Reacher stepped over and sat down on the chair, feet planted, relaxed but alert. The way his body settled naturally put the fireplug across Sixth directly in front of him. A shallow downward angle, easily enough to clear a parked panel truck. Enough to clear a parked semi. A ninety-foot range. No problem for anyone who wasn’t clinically blind. He stood up again and turned a full circle. Saw a door that locked. Saw three solid walls. Saw a window free of drapes. A soldier knows that a satisfactory observation point provides an unobstructed view to the front and adequate security to the flanks and the rear, provides protection from the elements and concealment of the observers, and offers a reasonable likelihood of undisturbed occupation for the full duration of the operation.

“Feels just like Patti Joseph’s place,” Pauling said.

“You been there?”

“Brewer described it.”

“Eight million stories,” Reacher said.

Then he turned to the super and said, “Tell us about this guy.”

“He can’t talk,” the super said.

“What do you mean?”

“He can’t speak.”

“What, like he’s a mute?”

“Not by birth. Because of a trauma.”

“Like something struck him dumb?”

“Not emotional,” the super said. “Physical. He communicated with me by writing on a pad of yellow paper. Full sentences, quite patiently. He wrote that he had been injured in the service. Like a war wound. But I noticed that he had no visible scarring. And I noticed that he kept his mouth tight shut all the time. Like he was embarrassed about me seeing something. And it reminded me very strongly of something I saw once before, more than twenty years ago.”

“Which was?”

“I am Russian. For my sins I served with the Red Army in Afghanistan. Once we had a prisoner returned to us by the tribesmen as a warning. His tongue had been cut out.”

CHAPTER 31

THE SUPER TOOK Reacher and Pauling down to his own apartment, which was a squared-away semi-basement space in the back of the building. He opened a file cabinet and took out the current lease papers for apartment five. They had been signed exactly a week previously by a guy calling himself Leroy Clarkson. Which as expected was a blatantly phony name. Clarkson and Leroy were the first two streets coming off the West Side Highway north of Houston, just a few blocks away. At the far end of Clarkson was a topless bar. At the far end of Leroy was a car wash. In between was a tiny aluminum coach diner that Reacher had once eaten in.

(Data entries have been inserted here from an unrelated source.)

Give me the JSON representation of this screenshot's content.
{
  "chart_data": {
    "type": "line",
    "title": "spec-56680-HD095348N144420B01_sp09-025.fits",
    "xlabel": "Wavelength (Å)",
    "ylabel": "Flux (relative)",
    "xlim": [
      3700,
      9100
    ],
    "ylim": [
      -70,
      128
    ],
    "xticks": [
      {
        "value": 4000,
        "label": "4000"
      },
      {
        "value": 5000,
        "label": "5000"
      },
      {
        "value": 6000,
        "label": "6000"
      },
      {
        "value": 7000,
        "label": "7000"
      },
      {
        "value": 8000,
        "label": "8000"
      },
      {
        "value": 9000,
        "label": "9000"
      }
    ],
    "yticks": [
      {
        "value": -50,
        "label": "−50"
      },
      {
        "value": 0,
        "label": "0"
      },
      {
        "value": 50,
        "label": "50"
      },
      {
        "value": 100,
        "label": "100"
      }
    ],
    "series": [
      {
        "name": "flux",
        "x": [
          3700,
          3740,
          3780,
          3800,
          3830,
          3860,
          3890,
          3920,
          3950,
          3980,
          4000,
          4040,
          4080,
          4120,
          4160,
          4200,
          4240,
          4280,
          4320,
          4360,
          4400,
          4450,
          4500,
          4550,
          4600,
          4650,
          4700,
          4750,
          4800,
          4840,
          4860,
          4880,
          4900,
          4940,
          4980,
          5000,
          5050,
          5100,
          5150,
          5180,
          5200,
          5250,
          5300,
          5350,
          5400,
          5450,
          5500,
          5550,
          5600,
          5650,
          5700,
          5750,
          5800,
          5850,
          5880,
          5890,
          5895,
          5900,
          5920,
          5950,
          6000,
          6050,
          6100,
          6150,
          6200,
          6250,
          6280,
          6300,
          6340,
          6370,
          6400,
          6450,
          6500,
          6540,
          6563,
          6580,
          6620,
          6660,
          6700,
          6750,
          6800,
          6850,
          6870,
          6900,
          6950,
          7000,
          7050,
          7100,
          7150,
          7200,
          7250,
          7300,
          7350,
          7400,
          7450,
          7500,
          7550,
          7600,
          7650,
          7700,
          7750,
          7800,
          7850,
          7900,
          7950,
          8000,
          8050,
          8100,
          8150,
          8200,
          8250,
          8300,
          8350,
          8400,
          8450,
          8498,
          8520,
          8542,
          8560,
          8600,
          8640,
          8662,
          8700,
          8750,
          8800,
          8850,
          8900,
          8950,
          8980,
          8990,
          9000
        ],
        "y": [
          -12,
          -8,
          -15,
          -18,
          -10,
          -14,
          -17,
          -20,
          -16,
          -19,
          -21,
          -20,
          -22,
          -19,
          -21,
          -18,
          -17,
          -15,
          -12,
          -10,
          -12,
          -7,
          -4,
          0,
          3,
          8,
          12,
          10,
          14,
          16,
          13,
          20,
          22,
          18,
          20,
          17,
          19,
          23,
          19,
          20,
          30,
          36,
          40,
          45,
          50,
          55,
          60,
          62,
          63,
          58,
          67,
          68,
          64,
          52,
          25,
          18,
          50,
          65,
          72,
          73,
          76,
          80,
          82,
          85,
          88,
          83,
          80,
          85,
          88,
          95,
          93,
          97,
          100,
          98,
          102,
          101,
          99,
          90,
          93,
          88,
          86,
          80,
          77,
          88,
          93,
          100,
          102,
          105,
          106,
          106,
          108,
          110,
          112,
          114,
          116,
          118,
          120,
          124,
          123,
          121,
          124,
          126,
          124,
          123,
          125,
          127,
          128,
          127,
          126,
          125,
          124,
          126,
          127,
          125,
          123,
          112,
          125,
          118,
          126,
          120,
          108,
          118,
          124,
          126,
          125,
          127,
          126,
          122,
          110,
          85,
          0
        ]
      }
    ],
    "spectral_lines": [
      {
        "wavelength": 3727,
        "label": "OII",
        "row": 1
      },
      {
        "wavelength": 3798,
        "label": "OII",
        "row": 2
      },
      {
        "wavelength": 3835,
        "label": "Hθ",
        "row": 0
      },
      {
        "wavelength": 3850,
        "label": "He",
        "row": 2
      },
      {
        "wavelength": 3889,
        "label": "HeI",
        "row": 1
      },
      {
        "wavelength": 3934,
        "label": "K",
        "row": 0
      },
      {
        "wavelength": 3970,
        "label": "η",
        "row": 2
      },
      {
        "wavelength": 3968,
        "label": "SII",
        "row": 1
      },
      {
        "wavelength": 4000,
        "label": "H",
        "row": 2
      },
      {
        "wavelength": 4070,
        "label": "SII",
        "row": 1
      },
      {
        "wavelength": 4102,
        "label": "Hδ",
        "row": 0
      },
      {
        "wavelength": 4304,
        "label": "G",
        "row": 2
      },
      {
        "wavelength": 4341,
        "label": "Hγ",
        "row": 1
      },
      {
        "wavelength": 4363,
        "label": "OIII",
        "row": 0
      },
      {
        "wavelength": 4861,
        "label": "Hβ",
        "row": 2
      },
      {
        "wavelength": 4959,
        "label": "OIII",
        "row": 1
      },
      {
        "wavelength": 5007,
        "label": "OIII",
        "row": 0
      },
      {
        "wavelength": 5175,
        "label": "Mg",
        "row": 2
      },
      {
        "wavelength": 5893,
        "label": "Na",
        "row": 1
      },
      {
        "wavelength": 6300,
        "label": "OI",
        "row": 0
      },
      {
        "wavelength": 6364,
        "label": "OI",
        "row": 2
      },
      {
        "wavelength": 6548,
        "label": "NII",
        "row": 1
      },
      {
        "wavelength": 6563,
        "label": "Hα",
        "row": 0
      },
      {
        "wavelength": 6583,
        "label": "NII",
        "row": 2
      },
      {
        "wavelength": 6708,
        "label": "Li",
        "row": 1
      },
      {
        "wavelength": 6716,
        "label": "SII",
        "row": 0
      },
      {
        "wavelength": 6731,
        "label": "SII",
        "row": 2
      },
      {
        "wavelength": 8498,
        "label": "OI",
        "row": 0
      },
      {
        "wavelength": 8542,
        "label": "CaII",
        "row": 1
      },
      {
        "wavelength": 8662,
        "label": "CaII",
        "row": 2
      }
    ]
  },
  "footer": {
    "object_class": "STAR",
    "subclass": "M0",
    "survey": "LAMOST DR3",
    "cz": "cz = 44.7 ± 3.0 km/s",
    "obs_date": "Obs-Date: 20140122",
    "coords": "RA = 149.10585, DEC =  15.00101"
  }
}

“You don’t see ID?” Pauling asked.

“Not unless they want to pay by check,” the super said. “This guy paid cash.”

The signature was illegible. The Social Security number was neatly written but was no doubt just a random sequence of nine meaningless digits.

The super gave a decent physical description, but it didn’t help much because it did nothing more than match what Reacher himself had seen on two separate occasions. Late thirties, maybe forty, white, medium height and weight, clean and trim, no facial hair. Blue jeans, blue shirt, ball cap, sneakers, all of them worn and comfortable.